- Flag of Wisconsin
- Active: May 11, 1898 – January 15, 1899
- Country: United States
- Branch: Infantry
- Size: Regiment
- Engagements: Spanish–American War Puerto Rico campaign;

Commanders
- Colonel: Martin T. Moore

= 3rd Wisconsin Infantry Regiment (1898) =

U.S. Volunteer infantry regiment

The 3rd Wisconsin Infantry Regiment, reconstituted in 1898, was as an infantry regiment that served in the United States Army during the Spanish–American War. The regiment served in the Puerto Rico campaign.

==Service==
The 3rd Wisconsin Infantry was mustered into service on May 11, 1898, at Camp Harvey in Milwaukee, Wisconsin, with a strength of 50 officers and 975 enlisted men.

They proceeded to Camp Thomas, near the old Chickamauga battlefield in Tennessee, to prepare for battle in the Caribbean. In June, they were sent to South Carolina to prepare for the invasion of Cuba, but were delayed due to logistical problems and missed the Cuba campaign. Instead, in July 1898, they joined the Puerto Rico campaign. They occupied the cities of Ponce and Coamo, and engaged in skirmishing in that area until the cessation of hostilities in August. During one skirmish, the regiment was fired on by Spanish artillery and suffered two killed.

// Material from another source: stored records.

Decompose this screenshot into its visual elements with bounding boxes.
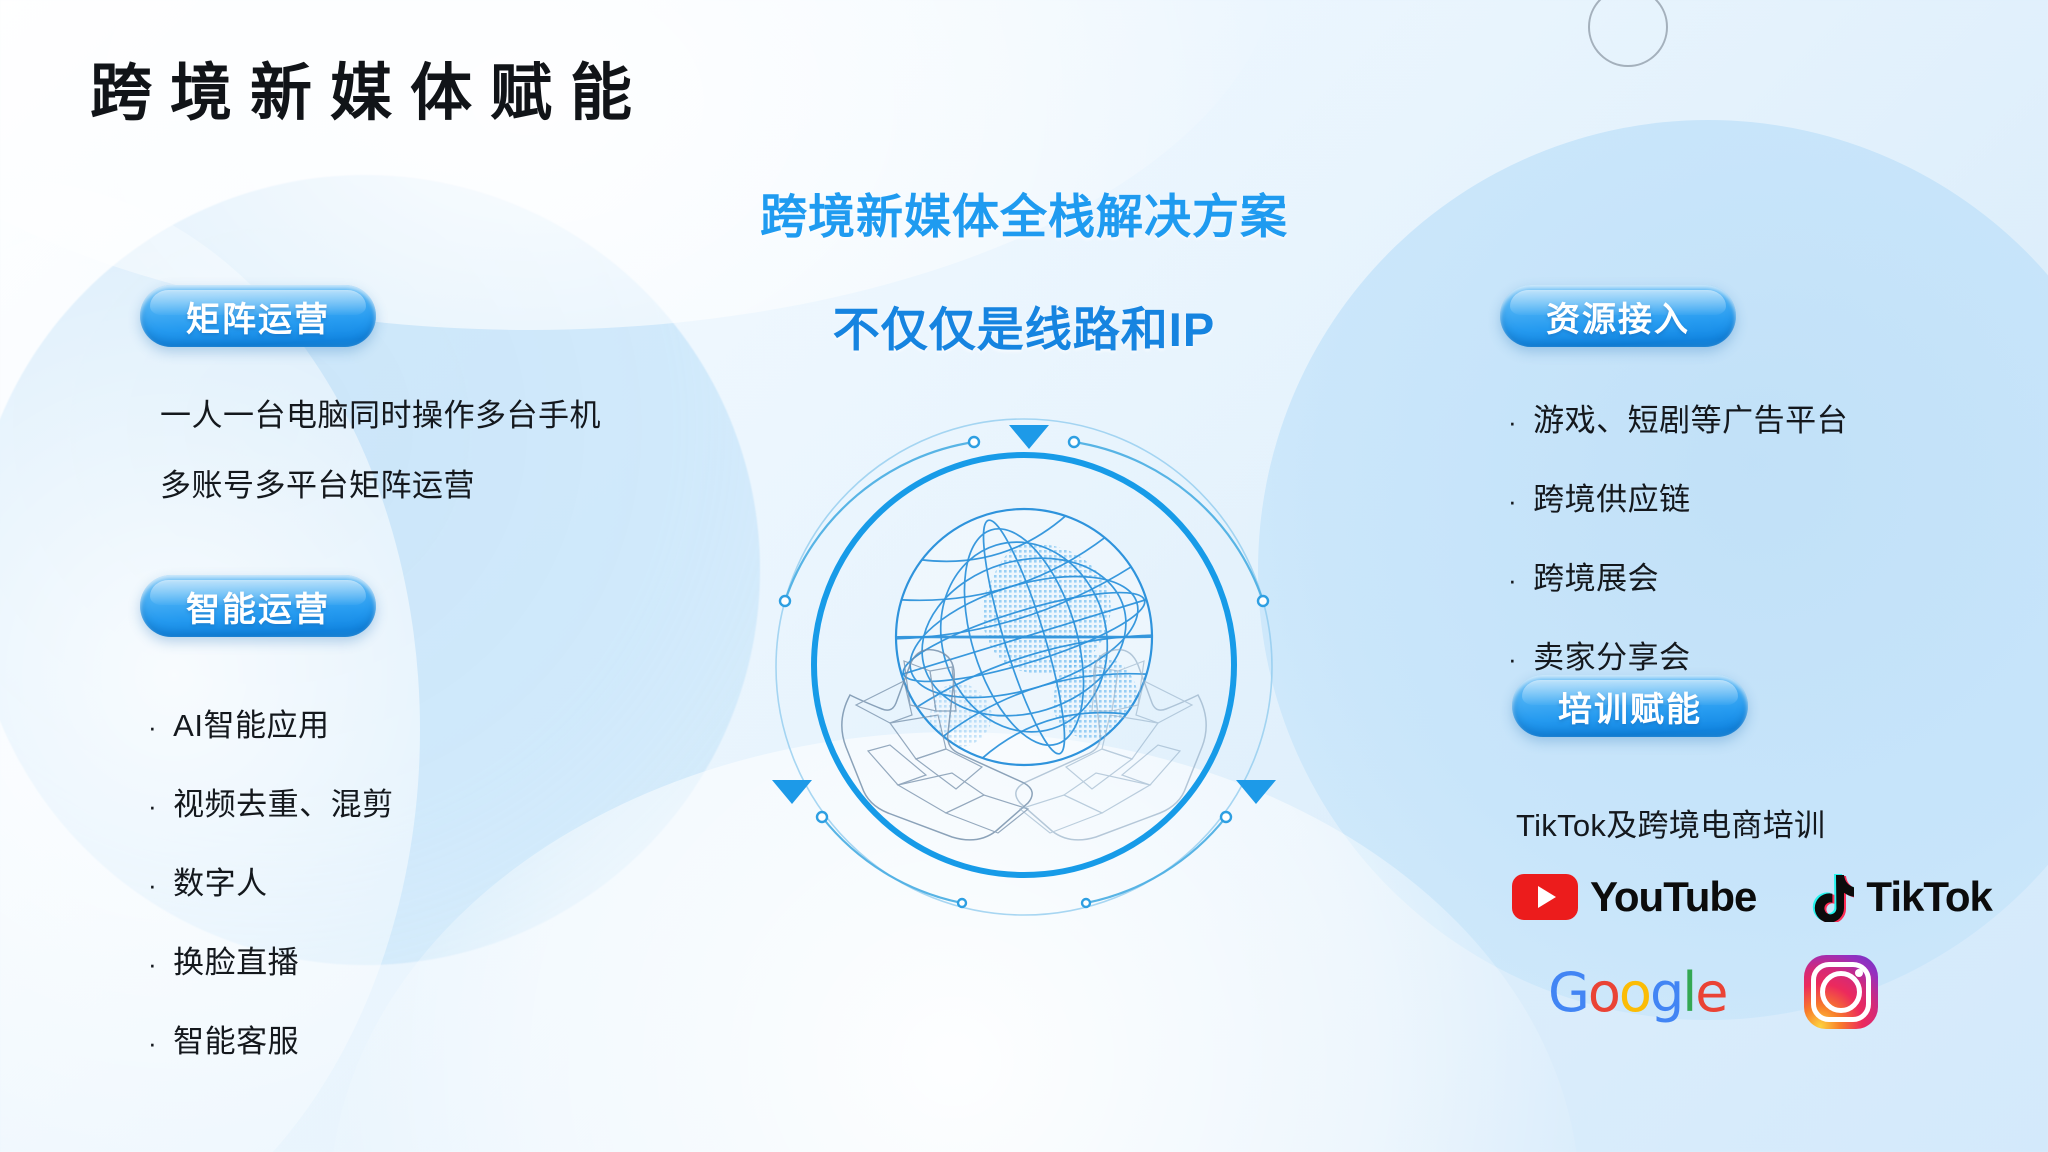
youtube-play-icon bbox=[1512, 874, 1578, 920]
globe-illustration-icon bbox=[764, 405, 1284, 925]
left-section-matrix: 矩阵运营 bbox=[140, 285, 376, 347]
google-letter-o1: o bbox=[1588, 961, 1619, 1024]
instagram-dot-icon bbox=[1855, 969, 1863, 977]
bullet-dot-icon: · bbox=[1508, 488, 1517, 514]
list-item: · 跨境展会 bbox=[1508, 553, 1848, 598]
list-item-label: 智能客服 bbox=[173, 1016, 299, 1061]
youtube-logo-label: YouTube bbox=[1590, 873, 1756, 921]
pill-matrix-operations[interactable]: 矩阵运营 bbox=[140, 285, 376, 347]
bullet-dot-icon: · bbox=[1508, 646, 1517, 672]
bullet-dot-icon: · bbox=[1508, 567, 1517, 593]
pill-resource-access[interactable]: 资源接入 bbox=[1500, 285, 1736, 347]
decorative-ring-icon bbox=[1588, 0, 1668, 67]
left-matrix-text-2: 多账号多平台矩阵运营 bbox=[160, 470, 475, 501]
list-item: · 游戏、短剧等广告平台 bbox=[1508, 395, 1848, 440]
google-letter-g1: G bbox=[1548, 961, 1588, 1024]
training-description: TikTok及跨境电商培训 bbox=[1516, 800, 1825, 845]
list-item: · 智能客服 bbox=[148, 1016, 394, 1061]
instagram-logo[interactable] bbox=[1804, 955, 1878, 1029]
list-item: · 数字人 bbox=[148, 858, 394, 903]
page-title: 跨境新媒体赋能 bbox=[90, 42, 650, 132]
list-item: · AI智能应用 bbox=[148, 700, 394, 745]
tiktok-logo-label: TikTok bbox=[1866, 873, 1991, 921]
google-letter-o2: o bbox=[1619, 961, 1650, 1024]
list-item-label: 视频去重、混剪 bbox=[173, 779, 394, 824]
youtube-logo[interactable]: YouTube bbox=[1512, 873, 1756, 921]
bullet-dot-icon: · bbox=[148, 951, 157, 977]
training-description-text: TikTok及跨境电商培训 bbox=[1516, 800, 1825, 845]
list-item-label: 跨境供应链 bbox=[1533, 474, 1691, 519]
list-item-label: 换脸直播 bbox=[173, 937, 299, 982]
google-letter-l: l bbox=[1682, 961, 1695, 1024]
list-item-label: 游戏、短剧等广告平台 bbox=[1533, 395, 1848, 440]
logo-row-top: YouTube TikTok bbox=[1512, 872, 1992, 922]
pill-training-empowerment[interactable]: 培训赋能 bbox=[1512, 675, 1748, 737]
right-resources-list: · 游戏、短剧等广告平台 · 跨境供应链 · 跨境展会 · 卖家分享会 bbox=[1508, 395, 1848, 677]
center-heading-line-1: 跨境新媒体全栈解决方案 bbox=[574, 178, 1474, 247]
list-item: · 视频去重、混剪 bbox=[148, 779, 394, 824]
list-item-label: 跨境展会 bbox=[1533, 553, 1659, 598]
list-item: · 卖家分享会 bbox=[1508, 632, 1848, 677]
tiktok-logo[interactable]: TikTok bbox=[1810, 872, 1991, 922]
list-item-label: AI智能应用 bbox=[173, 700, 329, 745]
logo-row-bottom: Google bbox=[1548, 955, 1878, 1029]
google-letter-e: e bbox=[1695, 961, 1726, 1024]
instagram-lens-icon bbox=[1820, 971, 1862, 1013]
list-item-label: 卖家分享会 bbox=[1533, 632, 1691, 677]
right-section-training: 培训赋能 bbox=[1512, 675, 1748, 737]
bullet-dot-icon: · bbox=[148, 714, 157, 740]
left-matrix-line-2: 多账号多平台矩阵运营 bbox=[160, 470, 475, 501]
bullet-dot-icon: · bbox=[148, 1030, 157, 1056]
bullet-dot-icon: · bbox=[148, 793, 157, 819]
google-logo[interactable]: Google bbox=[1548, 961, 1726, 1024]
right-section-resources: 资源接入 bbox=[1500, 285, 1736, 347]
center-heading-line-2: 不仅仅是线路和IP bbox=[574, 291, 1474, 360]
center-heading-group: 跨境新媒体全栈解决方案 不仅仅是线路和IP bbox=[574, 178, 1474, 360]
bullet-dot-icon: · bbox=[148, 872, 157, 898]
pill-smart-operations[interactable]: 智能运营 bbox=[140, 575, 376, 637]
left-matrix-text-1: 一人一台电脑同时操作多台手机 bbox=[160, 400, 601, 431]
left-section-smart: 智能运营 bbox=[140, 575, 376, 637]
list-item: · 跨境供应链 bbox=[1508, 474, 1848, 519]
list-item-label: 数字人 bbox=[173, 858, 268, 903]
google-letter-g2: g bbox=[1650, 961, 1682, 1024]
list-item: · 换脸直播 bbox=[148, 937, 394, 982]
globe-in-hands-illustration bbox=[764, 405, 1284, 925]
bullet-dot-icon: · bbox=[1508, 409, 1517, 435]
tiktok-note-icon bbox=[1810, 872, 1854, 922]
left-smart-list: · AI智能应用 · 视频去重、混剪 · 数字人 · 换脸直播 · 智能客服 bbox=[148, 700, 394, 1061]
left-matrix-line-1: 一人一台电脑同时操作多台手机 bbox=[160, 400, 601, 431]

The 3rd Wisconsin Infantry returned to Wisconsin in October and was mustered out of service on January 15, 1899. At the time of mustering out, the unit consisted of 49 officers and 1,196 enlisted men.

==Casualties==
The 3rd Wisconsin suffered 2 enlisted men killed in action and 31 enlisted men and 1 officer who died of disease. 26 additional men were discharged for disability or other causes, and 1 man deserted.

==Commanders==
- Colonel Martin T. Moore

==Notable people==
- Frank H. Fowler was 2nd lieutenant in Co. M. Later he served as a lieutenant colonel in World War I, and became a Wisconsin state legislator.